Jatuhnya rezim Bashar al-Assad di Suriah secara tiba-tiba dan secepat kilat telah memicu optimisme hati-hati di Iran, terutama di kalangan masyarakat yang kecewa dengan rezim otokratis dan melihat perjuangan rakyat Suriah sebagai cerminan perjuangan mereka sendiri.
Pers Jerman Deutsche Welle (DW) menulis bahwa jatuhnya Bashar al-Assad, yang berkuasa selama seperempat abad, bersama dengan kepemimpinan ayahnya, Hafez al-Assad, adalah setengah dari kebahagiaan rakyat Iran. . satu abad – sangat penting karena Suriah telah menjadi landasan strategi regional Teheran. Bagi Iran, Suriah tidak hanya mewakili pengaruh geopolitik, namun juga contoh bagaimana rezim otoriter dapat bertahan dan beradaptasi.
Baca Juga: Bagaimana Poros Perlawanan Iran Terpecah?
Oleh karena itu, dampak peristiwa di Suriah dapat dirasakan di seluruh lanskap sosial dan politik Iran.
Menurut DW, merujuk pada sejumlah pakar dan aktivis, penggulingan Bashar al-Assad menghidupkan kembali harapan rakyat Iran akan potensi perubahan di negara ini, khususnya gerakan “Women, Life, Freedom” yang diusung pemerintah Iran. . ratusan orang terbunuh dan ribuan orang dipenjarakan.
Kekhawatiran terhadap gerakan perubahan mendorong Pemimpin Tertinggi Iran Ali Khamenei mengeluarkan peringatan publik.
“Barangsiapa analisa atau penjelasannya menimbulkan antusiasme masyarakat, maka ia melakukan tindak pidana dan dihukum. “Beberapa pihak dari luar negeri telah melakukan hal ini dengan menggunakan media berbahasa Persia, namun tidak seorang pun boleh melakukan hal ini di dalam negeri,” kata Khamenei pekan lalu.
Komentar Khamenei menggarisbawahi kekhawatiran rezim mengenai efek domino, terutama sejak penggulingan Assad telah mengungkap kelemahan rezim yang menindas perbedaan pendapat dan lebih mengandalkan dukungan dari luar.
Para pemimpin Iran mungkin khawatir bahwa faktor-faktor yang mengganggu stabilitas seperti meluasnya masalah ekonomi di Suriah dan melemahnya aliansi regional dapat mempengaruhi Iran dan mengancam stabilitas negara tersebut. Para pendukung rezim tercengang
Hossein Razzaq, seorang aktivis politik dan mantan tahanan yang dipenjara beberapa kali setelah protes tahun 2009, percaya bahwa jatuhnya Bashar al-Assad telah menenangkan loyalis Republik Islam Iran.
Para pendukung ini, yang biasanya berasal dari keluarga elit penguasa, militer, dan kelompok ulama, mempunyai kepentingan dalam kelangsungan rezim.

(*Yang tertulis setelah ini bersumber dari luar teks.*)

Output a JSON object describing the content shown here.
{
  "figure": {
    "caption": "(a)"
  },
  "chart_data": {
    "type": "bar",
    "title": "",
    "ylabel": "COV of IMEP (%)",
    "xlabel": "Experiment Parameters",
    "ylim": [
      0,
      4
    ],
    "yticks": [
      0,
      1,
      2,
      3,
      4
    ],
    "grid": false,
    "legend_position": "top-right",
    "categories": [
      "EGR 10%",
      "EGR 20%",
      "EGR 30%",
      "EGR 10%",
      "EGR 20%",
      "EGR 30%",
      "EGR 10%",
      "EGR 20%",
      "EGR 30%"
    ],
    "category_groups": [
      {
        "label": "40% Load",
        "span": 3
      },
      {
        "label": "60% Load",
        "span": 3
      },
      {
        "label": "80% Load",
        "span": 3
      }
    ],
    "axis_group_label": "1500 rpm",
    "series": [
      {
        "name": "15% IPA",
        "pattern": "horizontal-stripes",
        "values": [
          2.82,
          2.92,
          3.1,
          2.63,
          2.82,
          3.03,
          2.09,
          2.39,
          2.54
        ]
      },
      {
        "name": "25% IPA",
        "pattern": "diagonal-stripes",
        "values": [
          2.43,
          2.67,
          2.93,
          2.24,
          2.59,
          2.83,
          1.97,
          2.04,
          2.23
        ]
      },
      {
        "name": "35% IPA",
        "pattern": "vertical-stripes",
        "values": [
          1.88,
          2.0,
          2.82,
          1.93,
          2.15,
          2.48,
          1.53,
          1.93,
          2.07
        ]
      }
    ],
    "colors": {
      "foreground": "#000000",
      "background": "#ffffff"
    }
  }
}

Mereka terguncang oleh jatuhnya Bashar al-Assad, salah satu sekutu utama rezim di kawasan.
“Jatuhnya Bashar al-Assad mengejutkan para pendukung rezim,” kata Razzaq kepada DW. Ia mencontohkan sikap keluarga beberapa orang yang tewas dalam perjuangan rezim di Suriah. Orang-orang yang dikirim ke Suriah dikenal di Iran sebagai “Penjaga Tempat Suci” (Persia: Modafe’an-i Haram).
Razzaq berkata: “Situasi ini telah mengguncang mesin propaganda Republik Islam Iran. Apakah kelompok garis keras Republik Islam sekarang berada di ambang kehancuran Iran sendiri?”
Dia menambahkan bahwa reputasi rezim saat ini di kalangan loyalisnya belum pernah terjadi sebelumnya, bahkan dibandingkan dengan peristiwa seperti Gerakan Hijau tahun 2009, protes BBM tahun 2019, atau jatuhnya pesawat Ukraina Penerbangan 752. .
Dia berkata, “Keadaan psikologis masyarakat saat ini sedemikian rupa sehingga apakah itu kematian Khamenei atau kekalahan besar lainnya, ini mungkin merupakan awal dari jatuhnya rezim.”
Hassan Asadi Zeidabadi, seorang aktivis politik dan pendukung boikot pemilu di Teheran, menunjukkan meningkatnya ketidakpuasan di negara tersebut atas inefisiensi pemerintah dan korupsi.